Analysis of promoter activity found that up-regulation of FOXO3A activity alone cannot explain the difference in VDUP1 expression at the mRNA level between young and senescent cells. Thus, we examined whether VDUP1 expression is also regulated at the post-transcriptional level. Results showed that miR-17-5p post-transcriptionally down-regulated VDUP1 expression via mRNA destabilization. Because miR-17-5p expression decreases in senescent cells, its suppressive role is attenuated, which results in an increase of VDUP1 mRNA stability in senescent cells. Down-regulation of miR-17-5p expression appears to augment the effect of FOXO3A on VDUP1 expression in senescent cells. It has been shown that miR-17-5p is able to act as both an oncogene and a tumor suppressor in different cellular contexts (32, 33). This gene is amplified in childhood lymphoma (34). Furthermore, transcription of the miRNA 17-5p-92 cluster is regulated by the oncogene c-myc (35), and its overexpression contributes to tumorigenesis (36, 37). However, miR-17-5p appears to act as a tumor suppressor in some breast and ovarian cancer cell lines (38). Here, our results showed that miR-17-5p acted as an oncogene in normal fibroblasts. Identification of target gene is the key to understanding microRNA function. It has been reported that E2F1–3, NCOA3, AIB1, and RBL2 are targets of miR-17-5p (35, 38–40). In this study, VDUP1 has been identified as a novel target gene of miR-17-5p, allowing insight into the mechanism by which miR-17-5p regulates cell proliferation.

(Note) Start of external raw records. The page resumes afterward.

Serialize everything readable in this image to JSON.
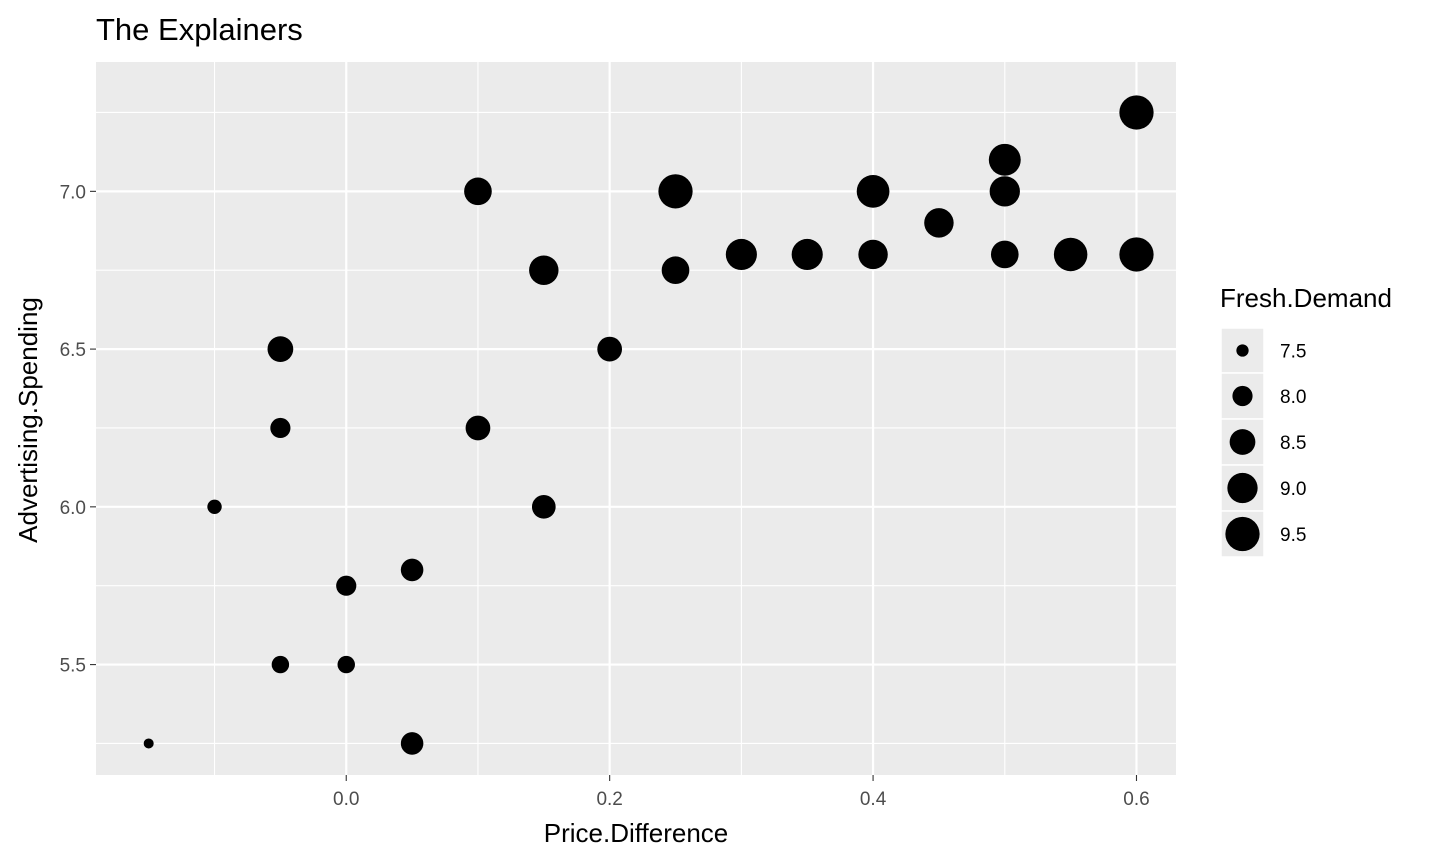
{
  "chart_data": {
    "type": "scatter",
    "title": "The Explainers",
    "xlabel": "Price.Difference",
    "ylabel": "Advertising.Spending",
    "xlim": [
      -0.19,
      0.63
    ],
    "ylim": [
      5.15,
      7.41
    ],
    "x_ticks": [
      {
        "value": 0.0,
        "label": "0.0"
      },
      {
        "value": 0.2,
        "label": "0.2"
      },
      {
        "value": 0.4,
        "label": "0.4"
      },
      {
        "value": 0.6,
        "label": "0.6"
      }
    ],
    "y_ticks": [
      {
        "value": 5.5,
        "label": "5.5"
      },
      {
        "value": 6.0,
        "label": "6.0"
      },
      {
        "value": 6.5,
        "label": "6.5"
      },
      {
        "value": 7.0,
        "label": "7.0"
      }
    ],
    "grid": true,
    "legend": {
      "title": "Fresh.Demand",
      "position": "right",
      "entries": [
        {
          "value": 7.5,
          "label": "7.5"
        },
        {
          "value": 8.0,
          "label": "8.0"
        },
        {
          "value": 8.5,
          "label": "8.5"
        },
        {
          "value": 9.0,
          "label": "9.0"
        },
        {
          "value": 9.5,
          "label": "9.5"
        }
      ]
    },
    "size_range": [
      7.4,
      9.6
    ],
    "point_color": "#000000",
    "points": [
      {
        "x": -0.15,
        "y": 5.25,
        "size": 7.38
      },
      {
        "x": -0.1,
        "y": 6.0,
        "size": 7.61
      },
      {
        "x": -0.05,
        "y": 6.5,
        "size": 8.5
      },
      {
        "x": -0.05,
        "y": 6.25,
        "size": 8.0
      },
      {
        "x": -0.05,
        "y": 5.5,
        "size": 7.8
      },
      {
        "x": 0.0,
        "y": 5.75,
        "size": 8.0
      },
      {
        "x": 0.0,
        "y": 5.5,
        "size": 7.8
      },
      {
        "x": 0.05,
        "y": 5.8,
        "size": 8.2
      },
      {
        "x": 0.05,
        "y": 5.25,
        "size": 8.2
      },
      {
        "x": 0.1,
        "y": 7.0,
        "size": 8.7
      },
      {
        "x": 0.1,
        "y": 6.25,
        "size": 8.4
      },
      {
        "x": 0.15,
        "y": 6.75,
        "size": 8.9
      },
      {
        "x": 0.15,
        "y": 6.0,
        "size": 8.3
      },
      {
        "x": 0.2,
        "y": 6.5,
        "size": 8.4
      },
      {
        "x": 0.25,
        "y": 7.0,
        "size": 9.5
      },
      {
        "x": 0.25,
        "y": 6.75,
        "size": 8.7
      },
      {
        "x": 0.3,
        "y": 6.8,
        "size": 9.1
      },
      {
        "x": 0.35,
        "y": 6.8,
        "size": 9.1
      },
      {
        "x": 0.4,
        "y": 7.0,
        "size": 9.3
      },
      {
        "x": 0.4,
        "y": 6.8,
        "size": 8.9
      },
      {
        "x": 0.45,
        "y": 6.9,
        "size": 8.9
      },
      {
        "x": 0.5,
        "y": 7.1,
        "size": 9.2
      },
      {
        "x": 0.5,
        "y": 7.0,
        "size": 9.0
      },
      {
        "x": 0.5,
        "y": 6.8,
        "size": 8.7
      },
      {
        "x": 0.55,
        "y": 6.8,
        "size": 9.4
      },
      {
        "x": 0.6,
        "y": 7.25,
        "size": 9.5
      },
      {
        "x": 0.6,
        "y": 6.8,
        "size": 9.5
      }
    ]
  }
}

Taken together, our results showed that VDUP1 expression evidently increased in senescent cells. Functional analysis revealed that the increase of VDUP1 expression contributed to cellular senescence establishment. Expression and regulation analysis demonstrated that VDUP1 was jointly regulated by FoxO3a and miR-17-5p at the transcriptional and post-transcriptional levels, respectively. These results provide novel clues for investigating the complex network of underlying pathways resulting in cellular senescence.